Главный Мент нажал кнопку отбоя и задумался. Монах, отец Иоанн. А ведь он тогда как раз и сказал это слово «исход». Да, именно так: «Господь объявит свою волю, и началом будет исход невинных из казематов». Что-то еще очень умное и важное, но Главный Мент не мог вспомнить, что именно. Еще бы, этот чокнутый монах объявился в приемной в самое неподходящее, неудачное время. Неудачнее не придумаешь. Июльский правительственный кризис, хохлы рвутся к портфелям силовых министров Содружества, этот неугомонный Лукашенко кричит: «Дайте мне МВД, и я наведу порядок в стране, как у себя в Беларуси». Вот не добавил бы он это «как в Беларуси», глядишь, и получил бы портфель. А так пусть пока Жириновского в Думе заменяет, а то скучно что-то стало у парламентариев без крепкого словца. Да, тогда кресло под Главным Ментом не просто зашаталось, на одной ножке качалось кресло над пропастью, парламентарии требовали не только его отставки, его крови они хотели, а тут этот монах. Слава Богу, он сдержался и не накричал на него, выслушал, даже дал указание секретарю помочь, чем можно, и сухо распрощался. А монах поклонился на прощание, осенил его крестным знамением и, перед тем как уйти, сказал… Что же он сказал? Ах да: «Успокойся, сын мой, тревоги твои напрасны. Забудь о суете и думай о главном, и я буду молиться за тебя». Черт побери! А ведь прав оказался монах. Не думать о суете! Когда на следующий день Главный Мент вышел на трибуну в Думе и вместо получасового покаянного доклада, который даже репетировал перед зеркалом, просто заявил, что он не держится за это кресло и готов хоть сейчас сдать дела, все испугались Лукашенки и попросили его остаться. Тогда он сказал, что не будет больше церемониться и либеральничать, а будет исполнять свой долг, определенный Конституцией. И все захлопали.

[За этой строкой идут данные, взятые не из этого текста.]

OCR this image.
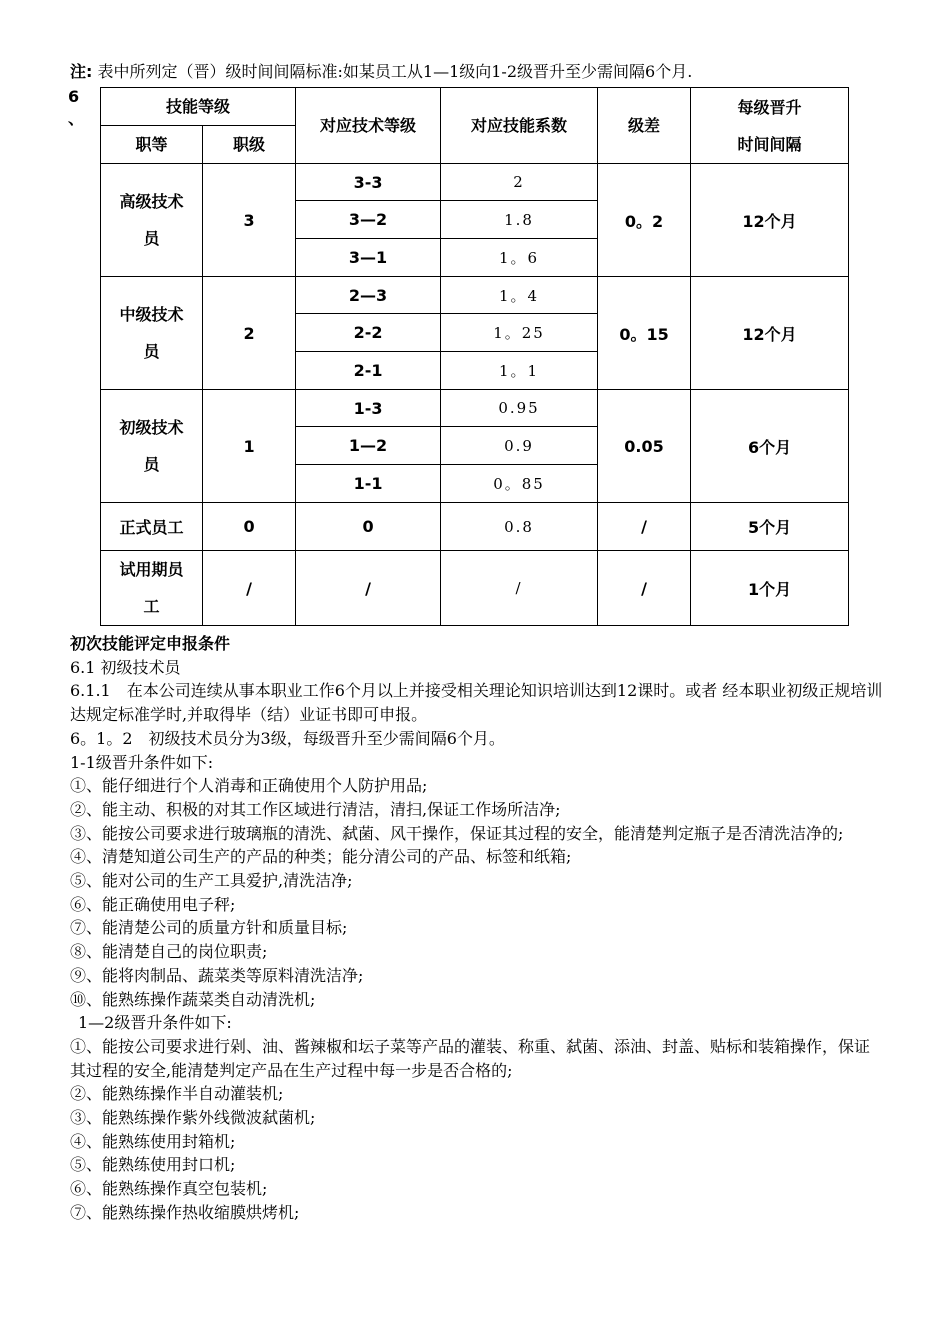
注: 表中所列定（晋）级时间间隔标准:如某员工从1—1级向1-2级晋升至少需间隔6个月.
6
、
技能等级		对应技术等级	对应技能系数	级差	每级晋升
时间间隔

职等	职级				

高级技术
员	3	3-3	2	0。2	12个月
		3—2	1.8		
		3—1	1。6		

中级技术
员	2	2—3	1。4	0。15	12个月
		2-2	1。25		
		2-1	1。1		

初级技术
员	1	1-3	0.95	0.05	6个月
		1—2	0.9		
		1-1	0。85		
正式员工	0	0	0.8	/	5个月

试用期员
工	/	/	/	/	1个月

初次技能评定申报条件

6.1 初级技术员

6.1.1　在本公司连续从事本职业工作6个月以上并接受相关理论知识培训达到12课时。或者 经本职业初级正规培训达规定标准学时,并取得毕（结）业证书即可申报。

6。1。2　初级技术员分为3级，每级晋升至少需间隔6个月。

1-1级晋升条件如下:

①、能仔细进行个人消毒和正确使用个人防护用品;

②、能主动、积极的对其工作区域进行清洁，清扫,保证工作场所洁净;

③、能按公司要求进行玻璃瓶的清洗、弑菌、风干操作，保证其过程的安全，能清楚判定瓶子是否清洗洁净的;

④、清楚知道公司生产的产品的种类；能分清公司的产品、标签和纸箱;

⑤、能对公司的生产工具爱护,清洗洁净;

⑥、能正确使用电子秤;

⑦、能清楚公司的质量方针和质量目标;

⑧、能清楚自己的岗位职责;

⑨、能将肉制品、蔬菜类等原料清洗洁净;

⑩、能熟练操作蔬菜类自动清洗机;

1—2级晋升条件如下:

①、能按公司要求进行剁、油、酱辣椒和坛子菜等产品的灌装、称重、弑菌、添油、封盖、贴标和装箱操作，保证其过程的安全,能清楚判定产品在生产过程中每一步是否合格的;

②、能熟练操作半自动灌装机;

③、能熟练操作紫外线微波弑菌机;

④、能熟练使用封箱机;

⑤、能熟练使用封口机;

⑥、能熟练操作真空包装机;

⑦、能熟练操作热收缩膜烘烤机;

Тогда он добавил, что кое-кому из сидящих в этом зале вскоре придется сменить мягкое кресло на жесткие нары, и зал разразился овациями…

Принтер зажужжал и выдал листок с небольшим текстом:

Приют Сергиевой Пустыни с радостью примет всех детей обоего полу любого происхождения до 12 лет, сирот, беспризорных, без опеки.

Если в вашем дворе живет беспризорник — позвоните нам, если вы знаете семью, где дети лишены ласки, голодают, подвергаются побоям, — позвоните нам. Если молодая мать не в силах прокормить ребенка, мы с радостью примем его, если зачавшая во грехе дева боится позора, она может родить у нас тайно и оставить ребенка с сохранением прав на него.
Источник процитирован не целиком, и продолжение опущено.